Do AI Models for Protein Structure Prediction Get Electrostatics Right?
Do AI Models for Protein Structure Prediction Get Electrostatics Right?
Makhatadze, G. I.
AbstractA variant of the U1A protein containing four substitutions to ionizable residues was generated serendipitously due to a miscommunication. Biophysical measurements show that this variant has at least twice as much helical structure as the wild-type U1A and is trimeric in solution, in contrast to the monomeric wild type. In sharp contrast, structures predicted by deep-learning AI tools (AlphaFold2 and RoseTTAFold2) and transformer-based tools (OmegaFold and ESMFold) are all highly similar to the wild-type U1A (backbone RMSD < 1 [A]).
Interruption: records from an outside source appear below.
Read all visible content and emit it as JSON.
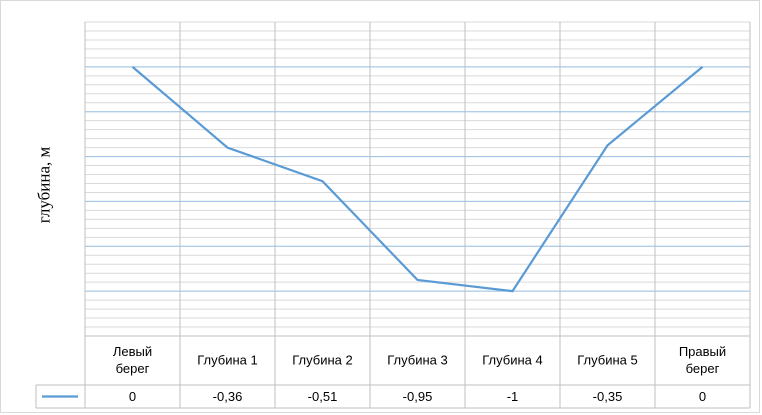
{
  "chart_data": {
    "type": "line",
    "ylabel": "глубина,  м",
    "categories": [
      [
        "Левый",
        "берег"
      ],
      [
        "Глубина 1"
      ],
      [
        "Глубина 2"
      ],
      [
        "Глубина 3"
      ],
      [
        "Глубина 4"
      ],
      [
        "Глубина 5"
      ],
      [
        "Правый",
        "берег"
      ]
    ],
    "series": [
      {
        "values": [
          0,
          -0.36,
          -0.51,
          -0.95,
          -1,
          -0.35,
          0
        ],
        "color": "#5b9bd5"
      }
    ],
    "table_values": [
      "0",
      "-0,36",
      "-0,51",
      "-0,95",
      "-1",
      "-0,35",
      "0"
    ],
    "ylim": [
      -1.2,
      0.2
    ],
    "major_gridline_step": 0.2,
    "minor_gridline_step": 0.04,
    "grid": true,
    "legend": "data-table"
  }
}
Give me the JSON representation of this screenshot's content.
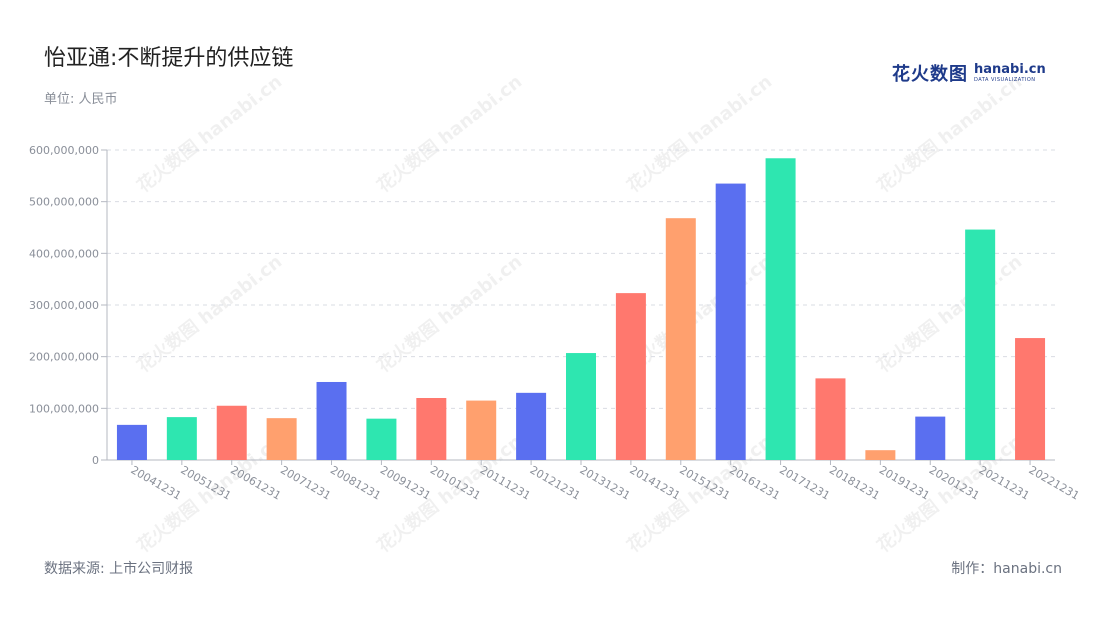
{
  "header": {
    "title": "怡亚通:不断提升的供应链",
    "subtitle": "单位: 人民币"
  },
  "footer": {
    "source": "数据来源: 上市公司财报",
    "credit": "制作：hanabi.cn"
  },
  "logo": {
    "cn": "花火数图",
    "en": "hanabi.cn",
    "en_sub": "DATA VISUALIZATION"
  },
  "watermark": {
    "text": "花火数图 hanabi.cn"
  },
  "colors": {
    "blue": "#5a6ff0",
    "green": "#2ee6b0",
    "red": "#ff786e",
    "orange": "#ffa06e",
    "grid": "#d9dce3",
    "tick": "#8a8f99"
  },
  "chart_data": {
    "type": "bar",
    "categories": [
      "20041231",
      "20051231",
      "20061231",
      "20071231",
      "20081231",
      "20091231",
      "20101231",
      "20111231",
      "20121231",
      "20131231",
      "20141231",
      "20151231",
      "20161231",
      "20171231",
      "20181231",
      "20191231",
      "20201231",
      "20211231",
      "20221231"
    ],
    "values": [
      68000000,
      83000000,
      105000000,
      81000000,
      151000000,
      80000000,
      120000000,
      115000000,
      130000000,
      207000000,
      323000000,
      468000000,
      535000000,
      584000000,
      158000000,
      19000000,
      84000000,
      446000000,
      236000000
    ],
    "bar_colors": [
      "blue",
      "green",
      "red",
      "orange",
      "blue",
      "green",
      "red",
      "orange",
      "blue",
      "green",
      "red",
      "orange",
      "blue",
      "green",
      "red",
      "orange",
      "blue",
      "green",
      "red"
    ],
    "y_ticks": [
      "0",
      "100,000,000",
      "200,000,000",
      "300,000,000",
      "400,000,000",
      "500,000,000",
      "600,000,000"
    ],
    "ylim": [
      0,
      600000000
    ],
    "grid": true,
    "legend": "none"
  }
}
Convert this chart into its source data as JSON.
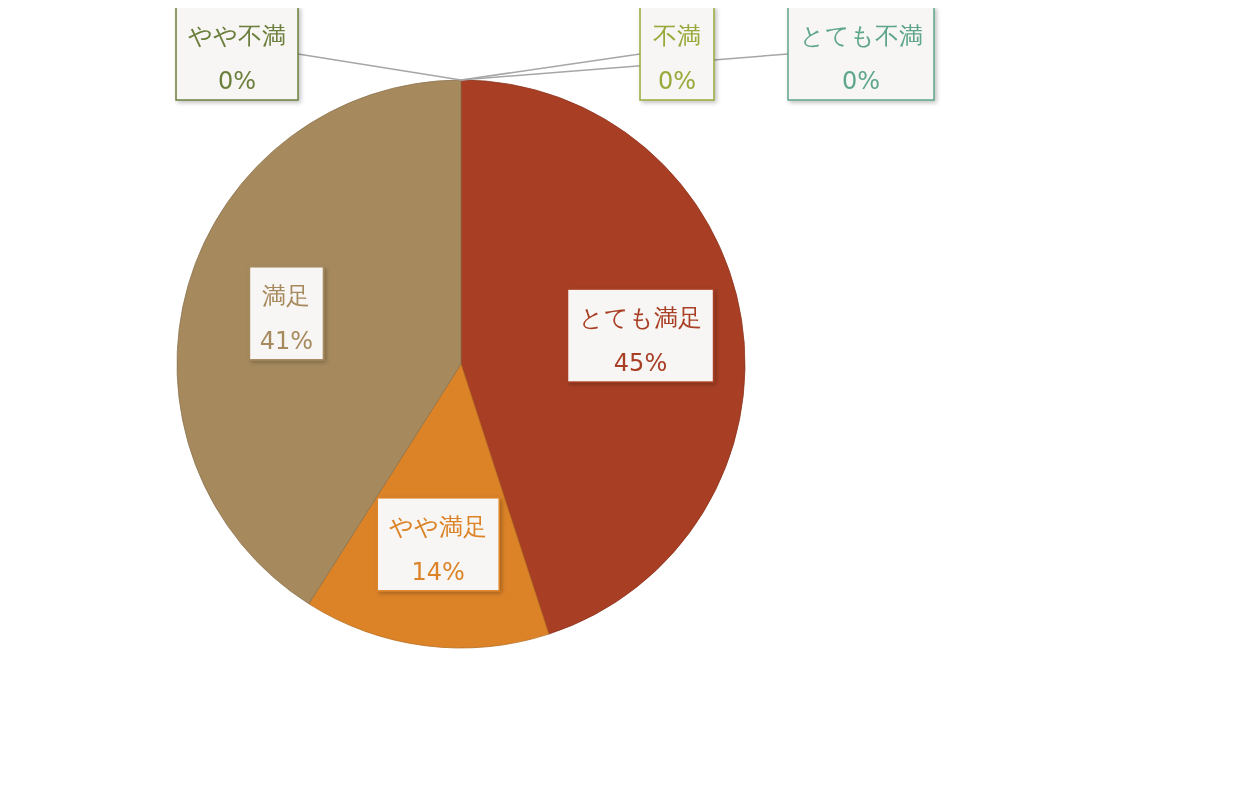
{
  "chart_data": {
    "type": "pie",
    "categories": [
      "とても満足",
      "やや満足",
      "満足",
      "やや不満",
      "不満",
      "とても不満"
    ],
    "values": [
      45,
      14,
      41,
      0,
      0,
      0
    ],
    "colors": [
      "#a83f24",
      "#dc8328",
      "#a68a5e",
      "#6b7f3c",
      "#98a93a",
      "#5ea68a"
    ],
    "value_labels": [
      "45%",
      "14%",
      "41%",
      "0%",
      "0%",
      "0%"
    ],
    "legend": false
  }
}
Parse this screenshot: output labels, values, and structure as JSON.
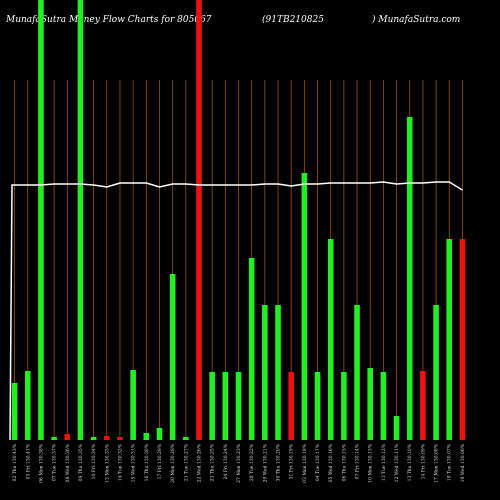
{
  "chart_data": {
    "type": "bar",
    "title": "MunafaSutra  Money Flow  Charts for 805067",
    "subtitle": "(91TB210825",
    "site": ") MunafaSutra.com",
    "categories": [
      "02 Thu 130.43%",
      "03 Fri 130.41%",
      "06 Mon 130.38%",
      "07 Tue 130.37%",
      "08 Wed 130.36%",
      "09 Thu 130.35%",
      "10 Fri 130.34%",
      "13 Mon 130.33%",
      "14 Tue 130.32%",
      "15 Wed 130.31%",
      "16 Thu 130.30%",
      "17 Fri 130.29%",
      "20 Mon 130.28%",
      "21 Tue 130.27%",
      "22 Wed 130.26%",
      "23 Thu 130.25%",
      "24 Fri 130.24%",
      "27 Mon 130.23%",
      "28 Tue 130.22%",
      "29 Wed 130.21%",
      "30 Thu 130.20%",
      "31 Fri 130.19%",
      "03 Mon 130.18%",
      "04 Tue 130.17%",
      "05 Wed 130.16%",
      "06 Thu 130.15%",
      "07 Fri 130.14%",
      "10 Mon 130.13%",
      "11 Tue 130.12%",
      "12 Wed 130.11%",
      "13 Thu 130.10%",
      "14 Fri 130.09%",
      "17 Mon 130.08%",
      "18 Tue 130.07%",
      "19 Wed 130.06%"
    ],
    "values": [
      57,
      69,
      440,
      3,
      6,
      440,
      3,
      4,
      3,
      70,
      7,
      12,
      166,
      3,
      440,
      68,
      68,
      68,
      182,
      135,
      135,
      68,
      267,
      68,
      201,
      68,
      135,
      72,
      68,
      24,
      323,
      69,
      135,
      201,
      201
    ],
    "colors": [
      "#22ee22",
      "#22ee22",
      "#22ee22",
      "#22ee22",
      "#ee1111",
      "#22ee22",
      "#22ee22",
      "#ee1111",
      "#ee1111",
      "#22ee22",
      "#22ee22",
      "#22ee22",
      "#22ee22",
      "#22ee22",
      "#ee1111",
      "#22ee22",
      "#22ee22",
      "#22ee22",
      "#22ee22",
      "#22ee22",
      "#22ee22",
      "#ee1111",
      "#22ee22",
      "#22ee22",
      "#22ee22",
      "#22ee22",
      "#22ee22",
      "#22ee22",
      "#22ee22",
      "#22ee22",
      "#22ee22",
      "#ee1111",
      "#22ee22",
      "#22ee22",
      "#ee1111"
    ],
    "line": [
      255,
      255,
      255,
      256,
      256,
      256,
      255,
      253,
      257,
      257,
      257,
      253,
      256,
      256,
      255,
      255,
      255,
      255,
      255,
      256,
      256,
      254,
      256,
      256,
      257,
      257,
      257,
      257,
      258,
      256,
      257,
      257,
      258,
      258,
      250
    ],
    "line_color": "#ffffff",
    "grid_color": "#a0520f",
    "ylim": [
      0,
      440
    ]
  }
}
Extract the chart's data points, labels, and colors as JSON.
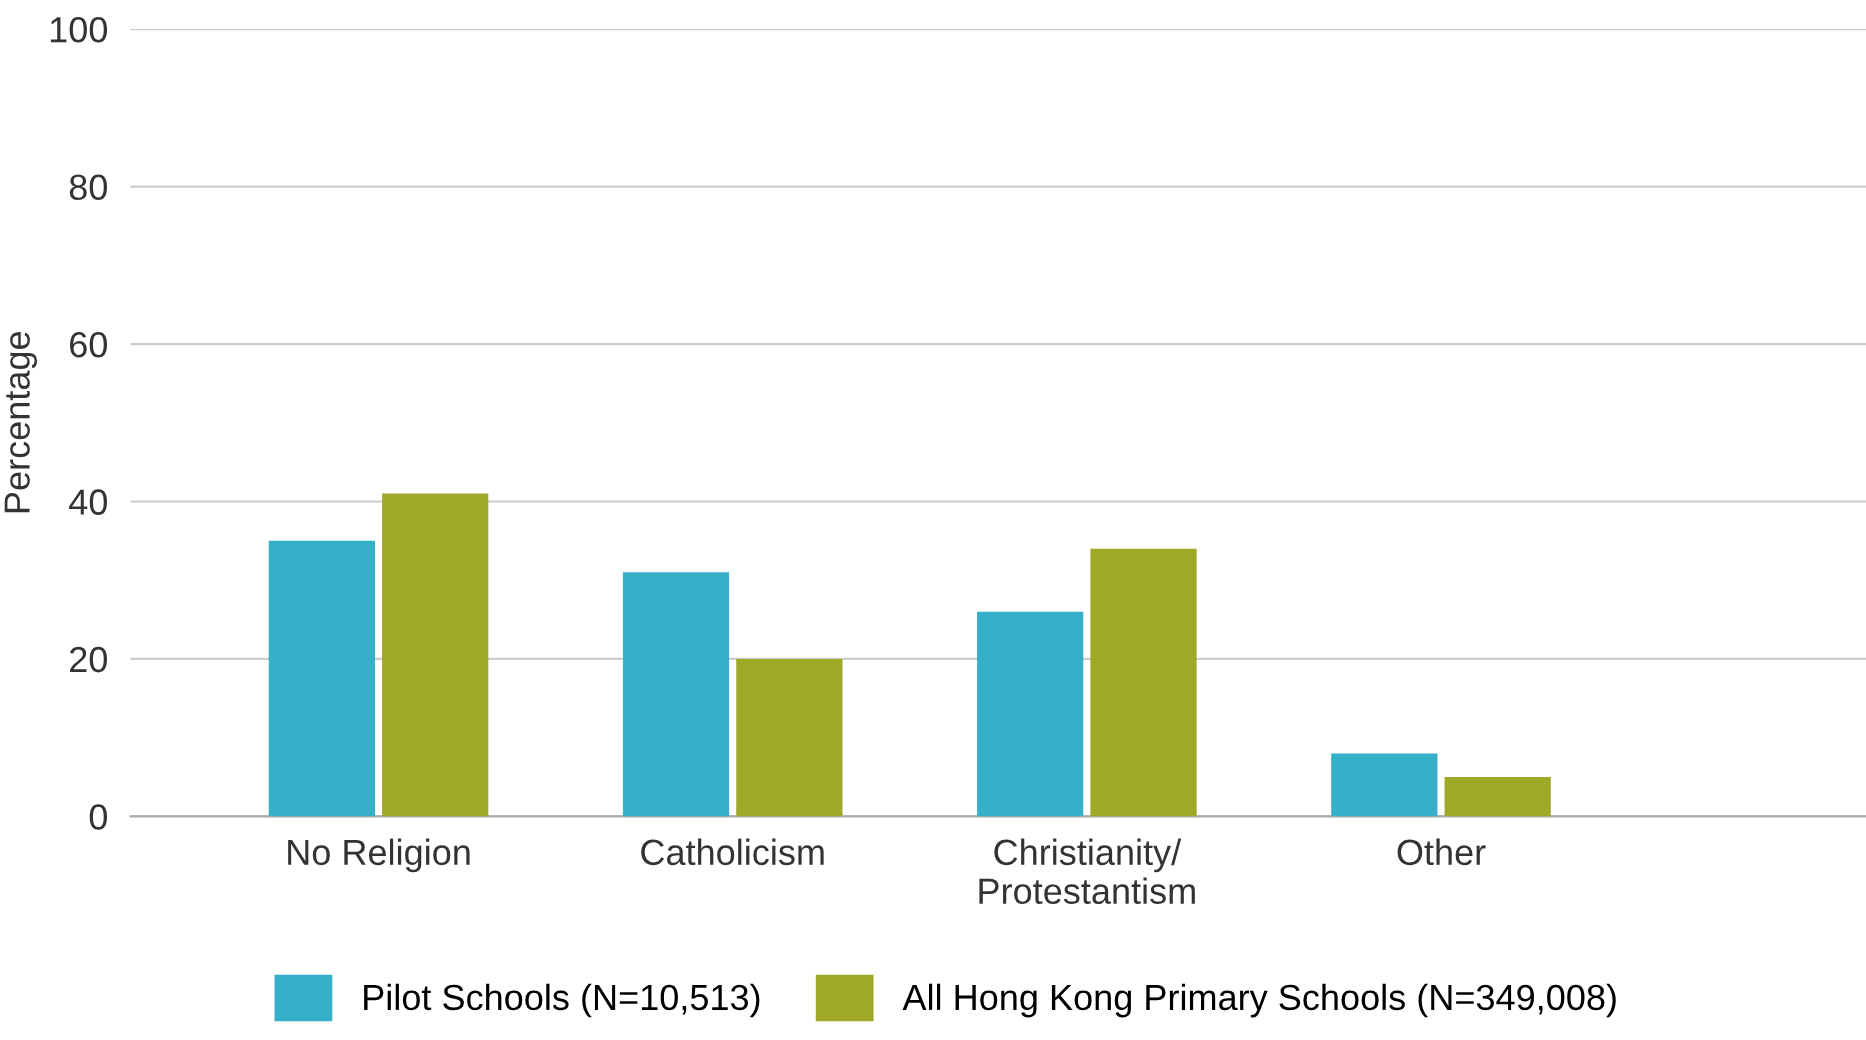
{
  "chart_data": {
    "type": "bar",
    "ylabel": "Percentage",
    "categories": [
      "No Religion",
      "Catholicism",
      "Christianity/\nProtestantism",
      "Other"
    ],
    "series": [
      {
        "name": "Pilot Schools (N=10,513)",
        "color": "#36b0c9",
        "values": [
          35,
          31,
          26,
          8
        ]
      },
      {
        "name": "All Hong Kong Primary Schools (N=349,008)",
        "color": "#a0a828",
        "values": [
          41,
          20,
          34,
          5
        ]
      }
    ],
    "ylim": [
      0,
      100
    ],
    "yticks": [
      0,
      20,
      40,
      60,
      80,
      100
    ],
    "grid": "y",
    "legend": "bottom"
  }
}
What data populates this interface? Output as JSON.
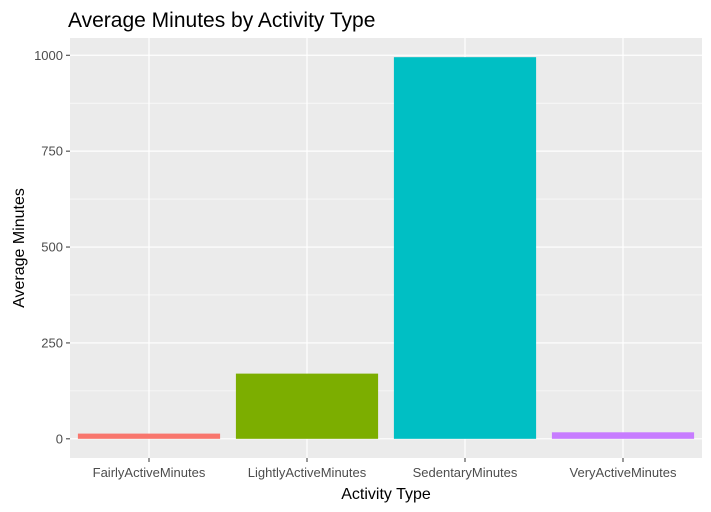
{
  "chart_data": {
    "type": "bar",
    "title": "Average Minutes by Activity Type",
    "xlabel": "Activity Type",
    "ylabel": "Average Minutes",
    "categories": [
      "FairlyActiveMinutes",
      "LightlyActiveMinutes",
      "SedentaryMinutes",
      "VeryActiveMinutes"
    ],
    "values": [
      13.6,
      170,
      995,
      17
    ],
    "colors": [
      "#F8766D",
      "#7CAE00",
      "#00BFC4",
      "#C77CFF"
    ],
    "ylim": [
      -50,
      1045
    ],
    "yticks": [
      0,
      250,
      500,
      750,
      1000
    ],
    "grid": true,
    "panel_background": "#EBEBEB",
    "legend": "none"
  }
}
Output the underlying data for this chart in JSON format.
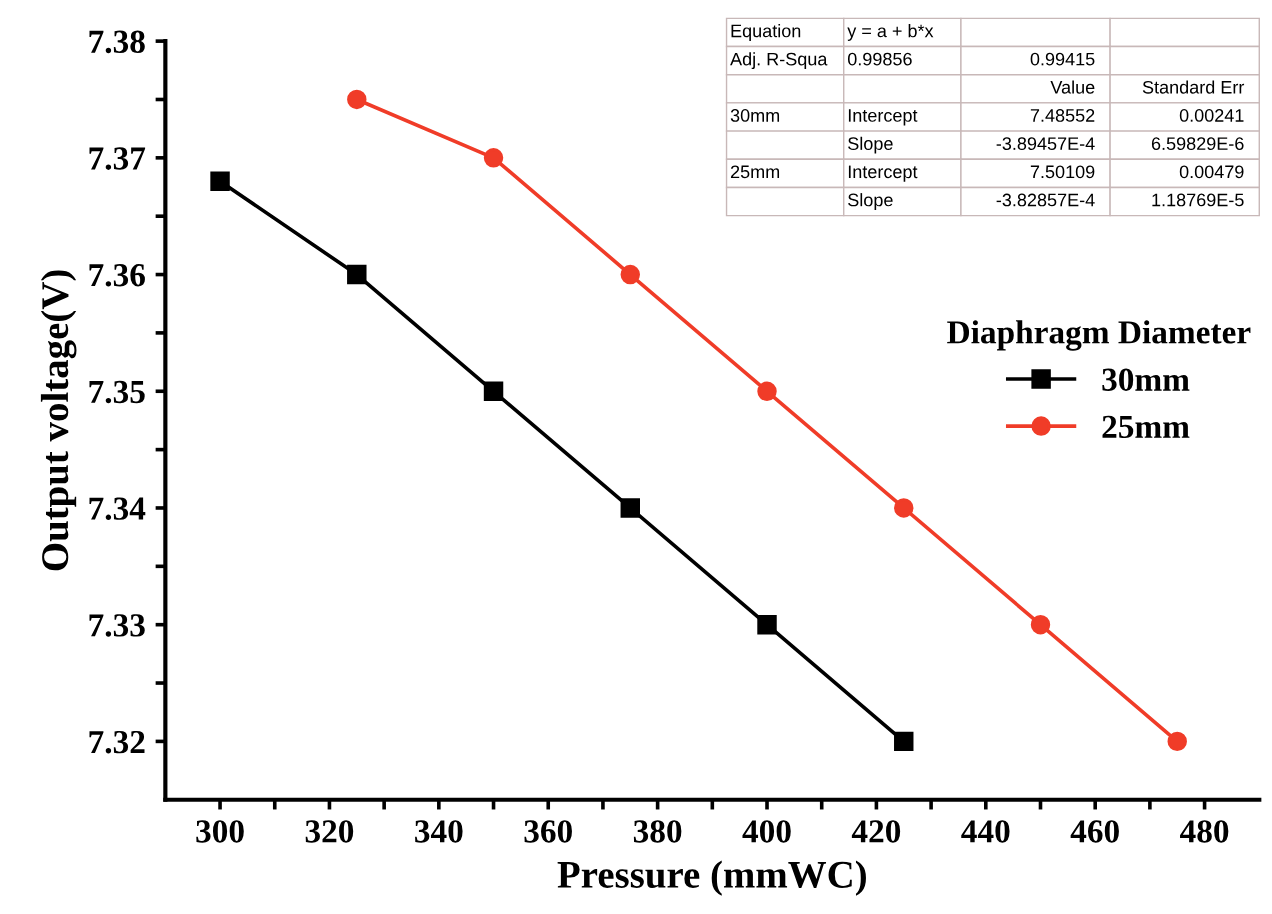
{
  "chart_data": {
    "type": "line",
    "xlabel": "Pressure (mmWC)",
    "ylabel": "Output voltage(V)",
    "legend_title": "Diaphragm Diameter",
    "legend": "right",
    "grid": false,
    "line_style": "solid",
    "xlim": [
      290,
      490
    ],
    "ylim": [
      7.315,
      7.38
    ],
    "xticks": [
      300,
      {
        "value": 310,
        "label": null
      },
      320,
      {
        "value": 330,
        "label": null
      },
      340,
      {
        "value": 350,
        "label": null
      },
      360,
      {
        "value": 370,
        "label": null
      },
      380,
      {
        "value": 390,
        "label": null
      },
      400,
      {
        "value": 410,
        "label": null
      },
      420,
      {
        "value": 430,
        "label": null
      },
      440,
      {
        "value": 450,
        "label": null
      },
      460,
      {
        "value": 470,
        "label": null
      },
      480
    ],
    "yticks": [
      7.32,
      {
        "value": 7.325,
        "label": null
      },
      7.33,
      {
        "value": 7.335,
        "label": null
      },
      7.34,
      {
        "value": 7.345,
        "label": null
      },
      7.35,
      {
        "value": 7.355,
        "label": null
      },
      7.36,
      {
        "value": 7.365,
        "label": null
      },
      7.37,
      {
        "value": 7.375,
        "label": null
      },
      7.38
    ],
    "series": [
      {
        "name": "30mm",
        "color": "#000000",
        "marker": "square",
        "x": [
          300,
          325,
          350,
          375,
          400,
          425
        ],
        "values": [
          7.368,
          7.36,
          7.35,
          7.34,
          7.33,
          7.32
        ]
      },
      {
        "name": "25mm",
        "color": "#f03c28",
        "marker": "circle",
        "x": [
          325,
          350,
          375,
          400,
          425,
          450,
          475
        ],
        "values": [
          7.375,
          7.37,
          7.36,
          7.35,
          7.34,
          7.33,
          7.32
        ]
      }
    ],
    "annotations": [
      "Equation",
      "y = a + b*x",
      null,
      null,
      "Adj. R-Squa",
      "0.99856",
      "0.99415",
      null,
      null,
      null,
      "Value",
      "Standard Err",
      "30mm",
      "Intercept",
      "7.48552",
      "0.00241",
      null,
      "Slope",
      "-3.89457E-4",
      "6.59829E-6",
      "25mm",
      "Intercept",
      "7.50109",
      "0.00479",
      null,
      "Slope",
      "-3.82857E-4",
      "1.18769E-5"
    ]
  }
}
Even more surprising, two of the substituted ionizable residues are predicted to be fully buried in the non-polar core of the protein, an outcome that contradicts well-established physico-chemical principles, as ionizable residues are normally located on the protein surface. To explore this effect further, we generated sequences containing up to all twelve residues that make up the non-polar core of U1A. Across thousands of sequences, and depending on the AI model used, the majority of predicted structures contained fully buried ionizable residues while still maintaining the overall U1A fold. We then examined two additional proteins of comparable size, acylphosphatase and the de novo designed TOP7 fold, and observed the same phenomenon: AI models frequently predicted structures with buried ionizable residues that nevertheless retained the parent fold. When these AI-predicted structures were subjected to short (50 ns) molecular dynamics simulations using physics-based force fields such as CHARMM or AMBER, the structures rapidly relaxed into ensembles that exposed ionizable residues. We conclude that while AI-based structure prediction tools perform extremely well on naturally occurring sequences, they do not reliably encode the physico-chemical principles governing the placement of ionizable residues. A straightforward remedy is to include a brief molecular dynamics simulation as a final validation step for AI-generated structures.